Film: Blue Heron
Now, a run of three films - becoming quite the habit! Today, I decided on Blue Heron - set in the 1990s, it sees a family move to Vancouver Island, only to have serious problems with the increasingly erratic behaviour of their teenage son. Showing in the Garden Cinema, nice and late - I put myself to bed and set the alarm in time to go and eat beforehand. When I checked before going out, it was mostly booked - a last-minute rush - so I booked too.
Headed to Nando's Holborn, where the frazzled manager said, to avoid the sun glaring through the windows, I could sit right in the corner, beside the plant - or I could just sit right there, at a table for four. Which I did. The place was shortly afterwards absolutely crammed with well-dressed young people of colour - being Sunday, I speculated that they'd been to church, which was confirmed when I saw one of them carrying a bible (!). There were two separate groups - the larger one co-opted all the tables by the wall, pushing them together, and despite having arrived after I did, still hadn't ordered by the time I left, one of them holding forth on something like she was the leader.
For my part, it took ages for my wine to come, and indeed the food did come first, served by the surliest waiter I've ever seen there! She'd already turned away when I asked her about the wine - had to repeat myself, and she couldn't have looked less interested, but said she'd go check. So she came back with that a while later, plonking it on the table with as little interest as she had in the food. Now, I was really early for the film - and the wine is cheaper at Nando's - so I cheekily ordered another, under the noses of the churchgoers. ;-) That one came faster. I had time for dessert, but was honestly stuffed.
Popped over to the cinema in time for the film, and was getting another drink when the announcement came that the cinema was open. I was the last in before the guy giving a small speech about the film, and how he'd been one of the ones that proposed it, and had been planning to watch it himself, but now couldn't because of the rota.

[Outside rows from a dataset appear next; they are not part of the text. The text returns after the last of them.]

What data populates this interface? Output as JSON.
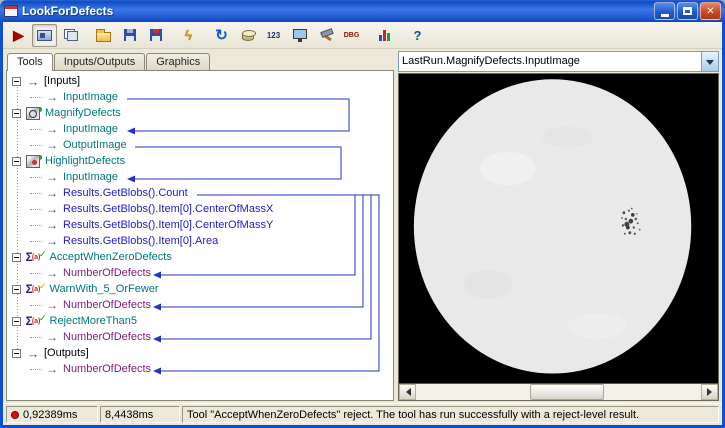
{
  "window": {
    "title": "LookForDefects",
    "close_glyph": "✕"
  },
  "toolbar": {
    "run_glyph": "▶",
    "zap_glyph": "ϟ",
    "refresh_glyph": "↻",
    "numeric_label": "123",
    "debug_label": "DBG",
    "help_glyph": "?"
  },
  "tabs": {
    "tools": "Tools",
    "inputs_outputs": "Inputs/Outputs",
    "graphics": "Graphics"
  },
  "icons": {
    "arrow": "→",
    "sigma": "Σ",
    "sigma_sup": "(a)",
    "check": "✓"
  },
  "tree": {
    "items": [
      {
        "label": "[Inputs]"
      },
      {
        "label": "InputImage"
      },
      {
        "label": "MagnifyDefects"
      },
      {
        "label": "InputImage"
      },
      {
        "label": "OutputImage"
      },
      {
        "label": "HighlightDefects"
      },
      {
        "label": "InputImage"
      },
      {
        "label": "Results.GetBlobs().Count"
      },
      {
        "label": "Results.GetBlobs().Item[0].CenterOfMassX"
      },
      {
        "label": "Results.GetBlobs().Item[0].CenterOfMassY"
      },
      {
        "label": "Results.GetBlobs().Item[0].Area"
      },
      {
        "label": "AcceptWhenZeroDefects"
      },
      {
        "label": "NumberOfDefects"
      },
      {
        "label": "WarnWith_5_OrFewer"
      },
      {
        "label": "NumberOfDefects"
      },
      {
        "label": "RejectMoreThan5"
      },
      {
        "label": "NumberOfDefects"
      },
      {
        "label": "[Outputs]"
      },
      {
        "label": "NumberOfDefects"
      }
    ]
  },
  "viewer": {
    "source_selector": "LastRun.MagnifyDefects.InputImage"
  },
  "status": {
    "time1": "0,92389ms",
    "time2": "8,4438ms",
    "message": "Tool \"AcceptWhenZeroDefects\" reject. The tool has run successfully with a reject-level result."
  },
  "colors": {
    "accent": "#0a50d0",
    "teal": "#007878",
    "purple": "#80207a",
    "link_blue": "#2233cc"
  }
}
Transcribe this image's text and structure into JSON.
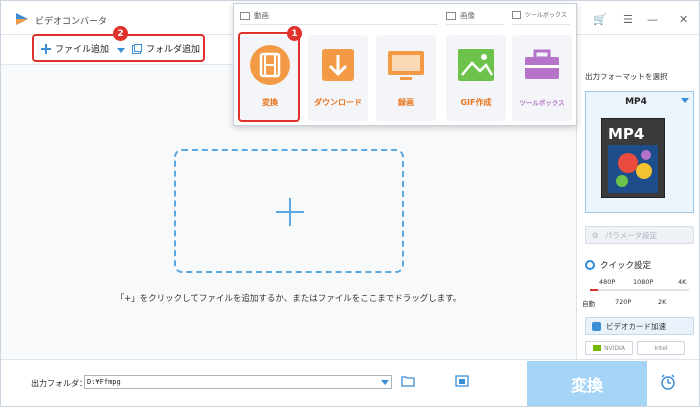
{
  "window": {
    "title": "ビデオコンバータ",
    "controls": {
      "cart": "🛒",
      "menu": "☰",
      "minimize": "—",
      "close": "✕"
    }
  },
  "toolbar": {
    "add_file_label": "ファイル追加",
    "add_folder_label": "フォルダ追加",
    "badge_2": "2"
  },
  "menu": {
    "section_video": "動画",
    "section_image": "画像",
    "section_toolbox": "ツールボックス",
    "badge_1": "1",
    "tiles": [
      {
        "label": "変換",
        "icon": "film-icon",
        "color": "#f39a46"
      },
      {
        "label": "ダウンロード",
        "icon": "download-icon",
        "color": "#f39a46"
      },
      {
        "label": "録画",
        "icon": "monitor-record-icon",
        "color": "#f39a46"
      },
      {
        "label": "GIF作成",
        "icon": "image-icon",
        "color": "#6cc24a"
      },
      {
        "label": "ツールボックス",
        "icon": "toolbox-icon",
        "color": "#b574c9"
      }
    ]
  },
  "main": {
    "hint": "「+」をクリックしてファイルを追加するか、またはファイルをここまでドラッグします。"
  },
  "right_panel": {
    "output_format_title": "出力フォーマットを選択",
    "format": "MP4",
    "format_badge": "MP4",
    "param_label": "パラメータ設定",
    "quick_label": "クイック設定",
    "quality_top": [
      "480P",
      "1080P",
      "4K"
    ],
    "quality_bottom": [
      "自動",
      "720P",
      "2K"
    ],
    "gpu_label": "ビデオカード加速",
    "nvidia": "NVIDIA",
    "intel": "Intel"
  },
  "bottom": {
    "output_folder_label": "出力フォルダ：",
    "output_path": "D:¥Ffmpg",
    "convert_label": "変換"
  },
  "colors": {
    "accent": "#3b8fd6",
    "orange": "#f39a46",
    "red": "#e0312b",
    "convert": "#a6d4f7"
  }
}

The producers, as this guy told us, were also responsible for Everybody to Kenmure Street, which I found excellent. And this is a beautifully shot piece, shot on location - and the scenery around there is gorgeous - and sensitively handled, the troubled boy sailing beatifically through it with no apparent idea of the trouble he's causing, and certainly no interest in it. The story is told from the perspective of his little sister, too young to be making decisions about what happens, but old enough to be affected by it.
Funnily enough, the troubled kid is the only one named. I think. Of course, with him acting up all the time - in large ways and small - the family tends to revolve around him. In what is probably a biographical piece, we are, towards the end, given a summary of what happens outside the scope of the film. Certainly, during the film, we only hear secondhand about what's happening outside our purview - and to be honest, not a lot really happens. Plot is minimal - this is a mood piece. As I say, very sensitively handled.